Friday, February 19, 2010

Radio Stations in the cross-hairs

The recording industry wants to impose a performance tax that would financially hurt local radio stations, stifle new artists and harm the listening public who rely on free local radio.

For more than 80 years, radio and the recording industry have enjoyed a mutually beneficial relationship: free play for free promotion. And it works. It’s a relationship that has sustained businesses on both sides.
In fact, radio’s free promotion of artists translates to as much as $2.4 billion annually in music sales for record labels and artists. And this doesn’t even include the enormous revenues they receive from concerts and merchandising.
But the labels–like many businesses–are struggling in this economy. They have failed to adapt to the digital age, and find their business model is broken. And now they want to impose a fee called a performance tax on local radio stations to subsidize their losses.
A performance tax would threaten the local radio stations that communities depend on. It would financially hamstring stations, stifle new artists and harm the listening public who rely on free local radio.

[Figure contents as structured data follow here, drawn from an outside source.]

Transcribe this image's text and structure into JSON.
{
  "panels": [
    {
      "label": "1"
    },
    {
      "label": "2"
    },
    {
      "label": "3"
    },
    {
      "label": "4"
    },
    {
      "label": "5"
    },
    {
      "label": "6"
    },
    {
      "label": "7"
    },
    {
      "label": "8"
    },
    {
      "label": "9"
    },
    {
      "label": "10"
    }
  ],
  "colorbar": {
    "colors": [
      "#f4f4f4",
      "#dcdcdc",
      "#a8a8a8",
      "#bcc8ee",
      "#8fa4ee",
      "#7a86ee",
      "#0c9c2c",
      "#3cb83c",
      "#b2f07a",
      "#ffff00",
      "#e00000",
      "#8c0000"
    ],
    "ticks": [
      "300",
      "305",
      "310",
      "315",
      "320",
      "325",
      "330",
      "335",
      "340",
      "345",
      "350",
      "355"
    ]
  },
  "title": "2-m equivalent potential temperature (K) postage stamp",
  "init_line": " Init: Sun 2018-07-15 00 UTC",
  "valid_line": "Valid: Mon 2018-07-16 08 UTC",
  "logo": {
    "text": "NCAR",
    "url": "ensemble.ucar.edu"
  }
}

Read the complete article here: http://www.noperformancetax.org/Radio%20at%20Risk


#1. If you were an up and coming band or artist how would you feel about this fee?

#2. How else could the recording industry create revenue and still allow radio to play music for free?

1 comment:

Corey Lawson said...

Coming from the standpoint of someone trying to make way into the music business AND a musician, I believe it could be interpreted different ways, but it seems to be a bad move on their part. There's many other ways record labels could be generating revenue. They're just not thinking in terms of the digital age. The income generated by the tax may seem appealing, but I think it would ruin new music. So many radio stations would go out of business, and up and coming artists would be thrown out of the loop, which is not smart because that is where the business is now. Record labels need to realize that royalties, performance fees, etc.. is not where the money is anymore. It's in concerts, merch, and advertising.. One idea to generate money and still allow free radio play is to offer free music downloads BUT have advertisements running on the download site and charge a fee to the advertisers every time a song is downloaded.. As a side note, Record labels are just about dead anyways. Like the Long Tail says, this century is not about conglomerates, but about the individual. With today's recording technology, anyone can produce radio quality recordings. These are the people that will run the industry before too long. They should decide who and what gets on the radio.